One of McCormick's signature contributions to the firearm world was the Railed Power Magazine, which dealt with the commonly encountered problem of out-of-spec feed lips found on traditional 1911 pistol magazines. McCormick developed the innovation of folding the magazine feed lips, creating smooth, resilient feed lips that provided greater performance and reliability than John Browning's original design. Additionally, McCormick developed a unique follower with a two-axis leaf spring that ensured an empty magazine follower would reliably lock a 1911 slide to the rear.

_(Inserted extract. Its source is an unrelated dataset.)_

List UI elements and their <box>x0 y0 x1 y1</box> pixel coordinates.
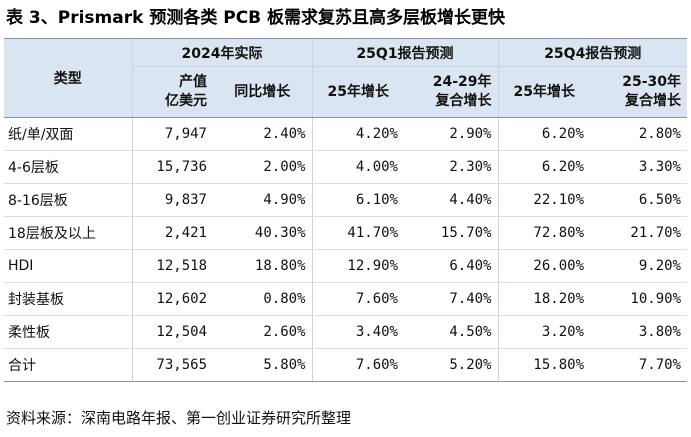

McCormick also contributed to 1911 design in other ways and played an instrumental part in Kimber America's early development by encouraging the company to create specifications for 1911 components that allowed the guns to be assembled from parts rather than fitting components together by hand. With this innovation, Kimber became one of the leading manufacturers of 1911s in the world, and McCormick's method of building 1911s developed into an industry standard.

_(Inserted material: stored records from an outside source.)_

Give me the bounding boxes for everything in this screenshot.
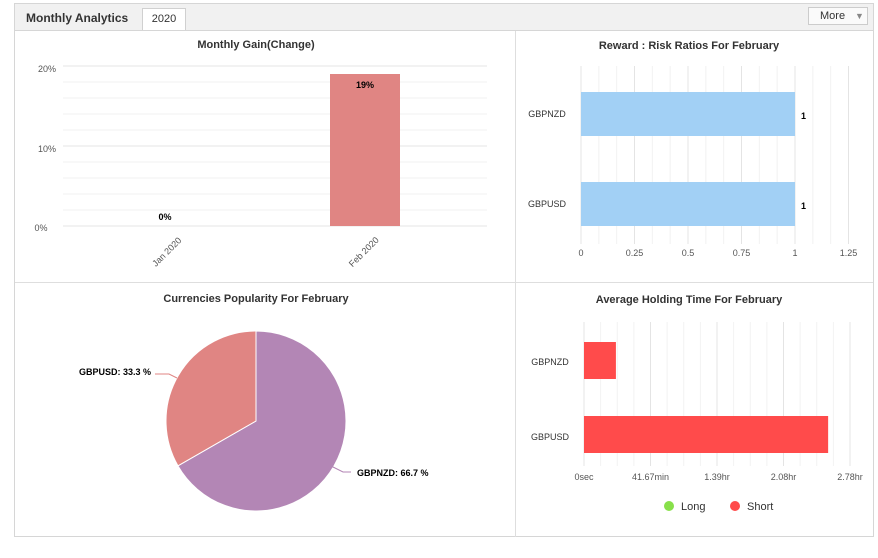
x-tick-1-25: 1.25 [840,248,858,258]
tab-2020[interactable]: 2020 [142,8,186,30]
reward-risk-chart: Reward : Risk Ratios For February GBPNZD… [528,40,857,258]
value-label-gbpusd: 1 [801,201,806,211]
monthly-gain-chart: Monthly Gain(Change) 0% 10% 20% 0% 19% J… [34,39,487,269]
category-gbpnzd-holding: GBPNZD [531,357,569,367]
chevron-down-icon: ▼ [855,11,864,21]
category-gbpusd-holding: GBPUSD [531,432,570,442]
more-dropdown[interactable]: More ▼ [808,7,868,25]
x-tick-0: 0 [578,248,583,258]
reward-risk-title: Reward : Risk Ratios For February [599,40,780,52]
bar-short-gbpnzd [584,342,616,379]
legend-label-short[interactable]: Short [747,501,773,513]
leader-line-gbpnzd [330,465,351,473]
value-label-gbpnzd: 1 [801,111,806,121]
category-gbpusd: GBPUSD [528,199,567,209]
y-tick-10: 10% [38,144,56,154]
x-tick-0-5: 0.5 [682,248,695,258]
monthly-gain-grid [63,65,487,227]
divider-horizontal [15,282,873,283]
x-tick-2-78hr: 2.78hr [837,472,863,482]
bar-short-gbpusd [584,416,829,453]
x-tick-1-39hr: 1.39hr [704,472,730,482]
charts-canvas: Monthly Gain(Change) 0% 10% 20% 0% 19% J… [34,39,863,513]
pie-slice-gbpnzd [177,330,347,512]
x-tick-0-75: 0.75 [733,248,751,258]
more-label: More [820,10,846,22]
holding-time-chart: Average Holding Time For February GBPNZD… [531,294,863,513]
x-tick-feb-2020: Feb 2020 [347,235,381,269]
value-label-feb-2020: 19% [356,80,374,90]
legend-marker-short[interactable] [730,501,740,511]
analytics-panel: Monthly Analytics 2020 More ▼ Monthly Ga… [14,3,874,537]
pie-label-gbpnzd: GBPNZD: 66.7 % [357,468,429,478]
monthly-gain-title: Monthly Gain(Change) [197,39,315,51]
pie-label-gbpusd: GBPUSD: 33.3 % [79,367,151,377]
legend-marker-long[interactable] [664,501,674,511]
holding-time-title: Average Holding Time For February [596,294,783,306]
y-tick-0: 0% [34,223,47,233]
bar-feb-2020 [330,74,400,226]
x-tick-41-67min: 41.67min [632,472,669,482]
panel-title: Monthly Analytics [26,11,129,25]
currencies-popularity-title: Currencies Popularity For February [163,293,349,305]
x-tick-2-08hr: 2.08hr [771,472,797,482]
category-gbpnzd: GBPNZD [528,109,566,119]
x-tick-1: 1 [792,248,797,258]
currencies-popularity-chart: Currencies Popularity For February GBPNZ… [79,293,429,512]
x-tick-jan-2020: Jan 2020 [150,235,183,268]
leader-line-gbpusd [155,373,178,379]
value-label-jan-2020: 0% [158,212,171,222]
pie-slice-gbpusd [165,330,257,467]
legend-label-long[interactable]: Long [681,501,705,513]
x-tick-0-25: 0.25 [626,248,644,258]
y-tick-20: 20% [38,64,56,74]
x-tick-0sec: 0sec [574,472,594,482]
bar-gbpnzd [581,92,795,136]
divider-vertical [515,31,516,537]
panel-header: Monthly Analytics 2020 More ▼ [15,4,873,31]
bar-gbpusd [581,182,795,226]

Despite his expertise and focus on the 1911, McCormick innovated in other ways. Prior to his development of a self-contained AR-15 trigger, gunsmiths tuned AR-15 triggers by working with individual trigger components. McCormick developed the concept of a "drop-in" AR-15 trigger, complete with a clean, match-grade pull. Now, the aftermarket is full of self-contained AR-15 trigger units, all inspired by his early design. McCormick also developed the concept of a modular handgun based on the 1911 design. With this inspiration, he teamed up with Sandy Strayer and Virgil Tripp and, together, the men developed the 2011 design sold by STI (now Staccato).
For those who'd like to honor McCormick's memory, the family has asked for donations to be made to the Texas Ranger Hall of Fame and Museum Memorial Fund, an institution in which McCormick played a key role.